Achar was right, he thought. I've wasted my life on foreigners. It's no longer important that I understand them. Now I must understand myself.

There came to him then the revelation that what had happened on the Mountain and his own role in it were things that would forever change his life. In that moment when he had stood there, faced with lawlessness and disorder beyond his wildest dreams, he had discovered something important about himself and the sort of man he might become.

He didn't speak much at dinner, instead listened to Kalinka talk of Peter and her memories of him years before.

"Hanoi was beautiful in the spring," she said, "the blossoms on the fruit trees, the laughter on the streets. On Sundays Peter took me for walks around the Petit Lac. Sometimes we'd enter the little Buddhist shrine on the island to take refuge from the rains. We'd stand in there, he'd hold my hand, we'd look at people running from the storm, turn to each other and smile."

She smiled then herself, as Hamid met her eyes-the sad smile that he loved. In that smile was her refusal to ask for pity, her commitment to survive, whatever the shocks that touched her life.

"Oh, Hamid," she said suddenly, "you must go and help Achar. You must keep your job with the police, of course, but you must help him too-you must. He needs you, your qualities, your sense of justice. He's too cold, and he knows it. He needs a warm man beside him like yourself."

Yes, she was right, he knew, and her clarity amazed him-that she, once so confused, so befuddled, now saw things more clearly than himself.

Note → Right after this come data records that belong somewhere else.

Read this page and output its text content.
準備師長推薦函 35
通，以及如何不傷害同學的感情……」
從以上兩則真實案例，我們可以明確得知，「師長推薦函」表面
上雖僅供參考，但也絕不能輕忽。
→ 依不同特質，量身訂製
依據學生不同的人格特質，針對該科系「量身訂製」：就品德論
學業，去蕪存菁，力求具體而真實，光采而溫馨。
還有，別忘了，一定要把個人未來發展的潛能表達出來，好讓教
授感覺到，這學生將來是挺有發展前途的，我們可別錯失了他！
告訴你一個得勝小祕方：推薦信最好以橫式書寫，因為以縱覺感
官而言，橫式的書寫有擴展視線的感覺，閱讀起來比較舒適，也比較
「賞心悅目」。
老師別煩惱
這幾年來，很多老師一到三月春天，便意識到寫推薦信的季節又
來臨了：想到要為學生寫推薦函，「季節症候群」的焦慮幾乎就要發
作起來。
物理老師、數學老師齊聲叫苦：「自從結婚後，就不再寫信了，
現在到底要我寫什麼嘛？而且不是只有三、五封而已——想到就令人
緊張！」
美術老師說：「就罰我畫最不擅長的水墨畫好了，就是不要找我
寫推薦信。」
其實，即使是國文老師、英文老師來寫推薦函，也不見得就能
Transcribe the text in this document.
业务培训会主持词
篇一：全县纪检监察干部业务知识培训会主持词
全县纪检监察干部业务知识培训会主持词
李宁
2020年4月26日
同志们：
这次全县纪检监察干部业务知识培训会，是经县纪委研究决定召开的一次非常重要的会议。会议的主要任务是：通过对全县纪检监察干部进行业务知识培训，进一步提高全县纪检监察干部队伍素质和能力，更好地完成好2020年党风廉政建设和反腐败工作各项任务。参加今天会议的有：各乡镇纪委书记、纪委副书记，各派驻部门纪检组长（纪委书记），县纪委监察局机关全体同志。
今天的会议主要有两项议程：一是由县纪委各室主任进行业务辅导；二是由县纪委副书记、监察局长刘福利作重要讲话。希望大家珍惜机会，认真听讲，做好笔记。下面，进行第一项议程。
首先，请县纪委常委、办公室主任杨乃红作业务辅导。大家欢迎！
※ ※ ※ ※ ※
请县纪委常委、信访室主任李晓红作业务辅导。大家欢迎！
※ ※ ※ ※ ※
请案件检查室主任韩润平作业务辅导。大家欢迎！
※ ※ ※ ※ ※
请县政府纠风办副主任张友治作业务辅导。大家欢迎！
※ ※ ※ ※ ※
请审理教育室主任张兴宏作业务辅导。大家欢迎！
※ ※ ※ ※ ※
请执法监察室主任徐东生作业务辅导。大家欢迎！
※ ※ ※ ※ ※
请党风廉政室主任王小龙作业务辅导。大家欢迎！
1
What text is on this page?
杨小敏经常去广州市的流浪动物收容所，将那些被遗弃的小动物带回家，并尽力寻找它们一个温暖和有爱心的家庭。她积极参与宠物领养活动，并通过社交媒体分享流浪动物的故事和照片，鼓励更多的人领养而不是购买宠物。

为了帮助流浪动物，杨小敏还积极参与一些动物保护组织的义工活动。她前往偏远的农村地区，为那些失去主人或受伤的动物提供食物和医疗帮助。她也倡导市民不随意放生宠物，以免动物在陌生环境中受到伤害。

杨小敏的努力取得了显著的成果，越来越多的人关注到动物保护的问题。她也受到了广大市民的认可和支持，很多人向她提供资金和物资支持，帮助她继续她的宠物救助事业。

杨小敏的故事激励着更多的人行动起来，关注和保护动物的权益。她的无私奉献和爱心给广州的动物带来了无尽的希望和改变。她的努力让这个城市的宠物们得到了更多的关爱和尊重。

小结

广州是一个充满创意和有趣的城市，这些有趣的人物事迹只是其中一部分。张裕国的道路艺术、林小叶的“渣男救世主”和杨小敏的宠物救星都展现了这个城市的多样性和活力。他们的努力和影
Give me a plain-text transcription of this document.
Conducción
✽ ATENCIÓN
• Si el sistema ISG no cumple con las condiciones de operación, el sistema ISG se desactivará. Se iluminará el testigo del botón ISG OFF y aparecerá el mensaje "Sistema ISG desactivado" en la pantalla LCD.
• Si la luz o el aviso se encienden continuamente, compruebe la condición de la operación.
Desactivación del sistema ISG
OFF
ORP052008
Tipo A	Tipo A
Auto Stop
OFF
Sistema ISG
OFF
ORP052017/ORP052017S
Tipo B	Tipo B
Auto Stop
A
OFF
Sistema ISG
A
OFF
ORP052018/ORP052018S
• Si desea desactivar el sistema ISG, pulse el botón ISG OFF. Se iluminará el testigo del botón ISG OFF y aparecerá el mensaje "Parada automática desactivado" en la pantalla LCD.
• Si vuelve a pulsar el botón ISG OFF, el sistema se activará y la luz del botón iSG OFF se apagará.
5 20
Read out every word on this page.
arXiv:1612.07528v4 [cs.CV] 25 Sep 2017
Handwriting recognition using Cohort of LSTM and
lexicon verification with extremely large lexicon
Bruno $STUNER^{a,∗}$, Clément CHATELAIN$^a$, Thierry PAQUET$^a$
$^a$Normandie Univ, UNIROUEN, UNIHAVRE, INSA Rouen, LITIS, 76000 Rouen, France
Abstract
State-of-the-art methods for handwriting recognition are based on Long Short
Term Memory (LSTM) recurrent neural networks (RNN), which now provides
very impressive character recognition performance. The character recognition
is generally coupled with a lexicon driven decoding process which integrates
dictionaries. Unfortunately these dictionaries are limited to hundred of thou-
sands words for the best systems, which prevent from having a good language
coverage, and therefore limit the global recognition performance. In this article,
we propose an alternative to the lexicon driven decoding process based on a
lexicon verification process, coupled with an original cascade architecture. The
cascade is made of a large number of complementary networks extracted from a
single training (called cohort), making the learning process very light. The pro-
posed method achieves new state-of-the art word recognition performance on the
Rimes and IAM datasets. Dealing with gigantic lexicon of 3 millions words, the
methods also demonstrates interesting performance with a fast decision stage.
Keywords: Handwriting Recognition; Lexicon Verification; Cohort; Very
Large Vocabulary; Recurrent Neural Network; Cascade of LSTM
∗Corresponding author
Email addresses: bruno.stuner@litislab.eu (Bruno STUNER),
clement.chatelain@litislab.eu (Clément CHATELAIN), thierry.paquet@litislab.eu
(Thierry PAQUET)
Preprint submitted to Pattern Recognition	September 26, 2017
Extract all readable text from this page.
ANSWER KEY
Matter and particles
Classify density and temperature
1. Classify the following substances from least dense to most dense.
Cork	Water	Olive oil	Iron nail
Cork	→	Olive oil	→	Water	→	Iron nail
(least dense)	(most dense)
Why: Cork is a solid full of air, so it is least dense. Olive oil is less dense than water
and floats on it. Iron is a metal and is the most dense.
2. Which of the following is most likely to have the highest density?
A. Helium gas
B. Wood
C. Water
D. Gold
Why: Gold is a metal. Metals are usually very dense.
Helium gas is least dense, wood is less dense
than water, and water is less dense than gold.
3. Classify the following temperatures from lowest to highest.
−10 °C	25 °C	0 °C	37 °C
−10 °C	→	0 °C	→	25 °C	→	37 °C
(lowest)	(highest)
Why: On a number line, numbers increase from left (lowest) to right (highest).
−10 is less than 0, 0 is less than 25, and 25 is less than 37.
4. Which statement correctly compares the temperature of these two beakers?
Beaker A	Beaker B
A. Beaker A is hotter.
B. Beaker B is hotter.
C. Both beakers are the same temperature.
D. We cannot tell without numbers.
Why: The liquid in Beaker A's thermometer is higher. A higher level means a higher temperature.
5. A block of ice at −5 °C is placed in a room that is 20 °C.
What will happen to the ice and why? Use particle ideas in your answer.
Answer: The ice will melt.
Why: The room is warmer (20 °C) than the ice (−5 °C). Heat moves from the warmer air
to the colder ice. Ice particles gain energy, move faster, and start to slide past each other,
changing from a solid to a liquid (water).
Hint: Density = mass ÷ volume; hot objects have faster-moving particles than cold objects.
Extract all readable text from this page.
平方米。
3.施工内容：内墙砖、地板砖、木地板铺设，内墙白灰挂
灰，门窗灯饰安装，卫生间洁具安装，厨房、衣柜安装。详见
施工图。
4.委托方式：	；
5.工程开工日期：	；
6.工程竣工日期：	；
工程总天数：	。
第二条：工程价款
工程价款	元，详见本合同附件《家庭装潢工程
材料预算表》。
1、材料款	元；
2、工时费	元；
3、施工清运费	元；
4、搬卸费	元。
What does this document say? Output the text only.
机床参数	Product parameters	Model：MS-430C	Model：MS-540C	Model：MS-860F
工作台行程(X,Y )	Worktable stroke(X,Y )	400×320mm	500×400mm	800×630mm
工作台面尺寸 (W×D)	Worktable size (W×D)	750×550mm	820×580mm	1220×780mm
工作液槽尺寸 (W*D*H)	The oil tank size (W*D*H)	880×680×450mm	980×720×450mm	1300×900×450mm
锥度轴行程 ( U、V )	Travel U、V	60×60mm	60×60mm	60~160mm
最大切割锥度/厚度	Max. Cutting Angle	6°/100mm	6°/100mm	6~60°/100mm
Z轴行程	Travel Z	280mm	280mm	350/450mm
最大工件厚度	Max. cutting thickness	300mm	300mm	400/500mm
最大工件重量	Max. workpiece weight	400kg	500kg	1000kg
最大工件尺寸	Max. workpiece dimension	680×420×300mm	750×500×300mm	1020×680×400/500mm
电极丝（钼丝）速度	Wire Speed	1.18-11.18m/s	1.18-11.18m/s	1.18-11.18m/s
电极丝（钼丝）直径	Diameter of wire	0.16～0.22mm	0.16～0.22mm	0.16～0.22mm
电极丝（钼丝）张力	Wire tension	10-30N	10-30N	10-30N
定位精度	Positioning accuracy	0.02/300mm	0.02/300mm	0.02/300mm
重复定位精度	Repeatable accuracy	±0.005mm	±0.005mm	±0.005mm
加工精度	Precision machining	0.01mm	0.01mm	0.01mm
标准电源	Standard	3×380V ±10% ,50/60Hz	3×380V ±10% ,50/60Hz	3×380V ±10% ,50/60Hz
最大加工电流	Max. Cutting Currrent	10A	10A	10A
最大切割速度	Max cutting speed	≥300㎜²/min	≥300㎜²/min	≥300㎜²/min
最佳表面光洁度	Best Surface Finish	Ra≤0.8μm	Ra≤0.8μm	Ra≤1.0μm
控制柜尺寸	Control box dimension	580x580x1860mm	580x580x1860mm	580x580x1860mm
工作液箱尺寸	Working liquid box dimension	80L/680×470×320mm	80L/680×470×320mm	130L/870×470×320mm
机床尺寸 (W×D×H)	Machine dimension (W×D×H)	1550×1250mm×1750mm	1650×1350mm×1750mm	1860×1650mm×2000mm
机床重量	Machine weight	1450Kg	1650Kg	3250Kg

She'd said his vision of Tangier had been too narrow, and then she had helped him to see the city in a different way. Was it the example of her mother, he wondered, that extraordinary woman who'd fought so hard for what she thought was right, or was it simply an innate sense Kalinka had of the inequities of the world? He wasn't sure, but knew one thing: that it was her intuitive sense of life, and not the logic of Achar, that now made him want to change.

Yes, somehow she had come to understand the city, had grasped its needs and mood, and now she understood him too, he felt, and the role that he should play. That was what was so marvelous about her-her mysterious grasp of things-and why her presence, no matter how quiet, had always been so good.

He looked up, saw that she was watching him.

"Hamid, I need you too." She smiled and very gently nodded her head.

He knew then what she was going to say, and he wanted to say it first. He took her hand. "What do you think, Kalinka-a traditional Moroccan wedding, with lots of dancing and beating drums all night?"

They made love.

Later, falling asleep, wrapped in her arms, he felt serene at last. His tensions unwound, and with them his old conception of Tangier. He began to dream his way through the city's labyrinth, seeking a way out of its trap, its maze. He wanted to soar about the town, look down upon it, understand it as a place where he could act, no longer as a mere observer but as a player in the struggle he knew must come.